1.  Kur’an’a göre müminlerin kendi anadillerinde ibadet etmeleri Kur’anî bir haktır. Bu hakkı teşhis ve tespit etmek için Selman Farisi gibi, İmamı Azam Ebu Hanife gibi büyük bilgin olmak yahut o büyük bilginlerin görüşlerine değer verip izleyicisi olmak gerekir. Selman Farisi’ye göre de, İmamı Azam Ebu Hanife’ye göre de Kur’an’ın çevirisi ile namaz kılmak caizdir. Zira Kur’an’ın çevirisi de Kur’an’dır.

2.    Kur’an’ın başka dillere çevrilemezliği iddiası akıl, bilim ve mantık dışı bir saplantıdır.

3.    Kur’an’ın çevirisinin Kur’an sayılamayacağı iddiası da aynı şekilde bir saplantıdan ibarettir.

4.    Anadilde ibadete karşı çıkanlar gerçekten İslamî ve Kur’anî gerekçelerle değil Emevici, Arapçı gerekçelerle hareket ediyorlar.

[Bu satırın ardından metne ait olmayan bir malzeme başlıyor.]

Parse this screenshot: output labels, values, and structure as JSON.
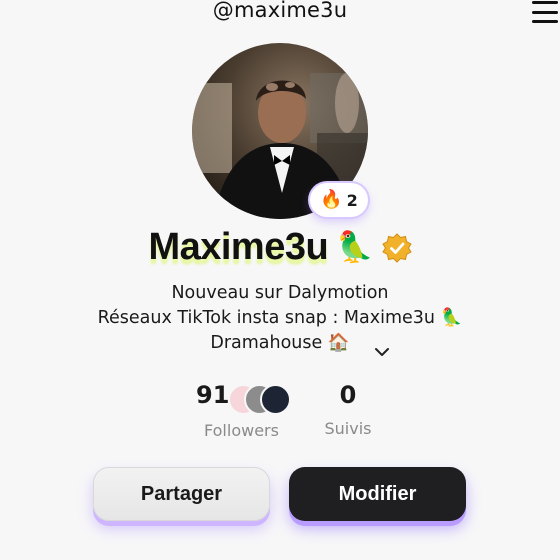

5.    Kur’an, Arapçadır diye Arapçaya kutsallık atfetmek ve diğer dilleri küçümsemek İslam’ın evrenselliği ilkesine aykırıdır. Bütün diller değerlidir. Arapça da değerlidir. Her dil onu konuşan ulus için kutsal bir değer olarak görülebilir. Ama bir dili bir dine inanan herkes için kutsal addetmek o dine verilecek en büyük zararlardan biridir. Zira bu durumda o din, bir dilin yayılması ve bu yayılışla birlikte bir milletin başka milletleri asimile etmesi için kullanılan bir aparata dönüştürülmüş olur.

6.    Anadilde namaza karşı çıkmak, İslam maskesinin arkasına saklanarak Arap milliyetçiliği yapmak demektir. Arap milliyetçiliği Araplar için bir haktır ama bu hakkı kullanırken İslam istismar edilmemelidir.

7.    Anadilde ibadet ve Kur’an’ı anadilimizde okumak, İslam’ın yeniden dirilişi ve yükselişi için büyük bir devrimdir. Bu devrimin yaşama geçirilmesi İslam’a ve Müslüman halklara emsalsiz bir hizmettir.

8.    Hazreti Muhammed ve onun bildirdiği din, halkların kardeşliği ülküsünün en güzel yollarından biridir. Bu yolu Arapçanın kutsallığı saplantısı üzerinden Emeviciliğe, Arapçılığa kurban etmek, İslam’a ihanettir.

9.    Anadilde ibadet, hem bireysel bir hak hem de kitlesel / cemaat olarak hayata geçirilmesi gereken bir haktır. Bu sebeple bireysel olarak namaz kılarken de cemaatle namaz kılarken de Kur’an’ı anadilimizdeki çevirilerle okuyabilmemiz meşru ve kutsal bir uygulama olarak kabul edilmek zorundadır.

10. Müminlerin anadillerinde ibadet hakkına saygı göstermemek zulümdür, haksızlıktır, adaletsizliktir. Zulmün, haksızlığın ve adaletsizliğin olduğu yerde ise İslam yoktur.

11. İslam aydınlanmasının ve İslam dünyasının yeniden yükselişinin en önemli ayaklarından biri de anadilde ibadet hakkının uygulanmasıdır.

12. Anadilde ibadet hakkının uygulanmasına karşı çıkmak, Müslümanların aklına, vicdanına ve irfanına vurulmuş prangaların çıkarılmasına itiraz etmekle müsavidir.

13. Türkçe ibadet Türklerin hakkıdır, Farsça ibadet Farsların, Berberice ibadet Berberilerin, Urduca ibadet Pakistanlıların, Bengalce ibadet Bangladeşlilerin hakkıdır. Bu hak nüfusu ne olursa olsun Arapçadan başka bir dil konuşan bütün Müslüman halkların hakkıdır. Ülkemizde Türkçe dışında başka bir dili anadil olarak konuşan bütün yurttaşlarımızın da hakkıdır.

14. Bu hakkı savunmayı İslamî, insanî ve vicdanî bir görev kabul etmeliyiz.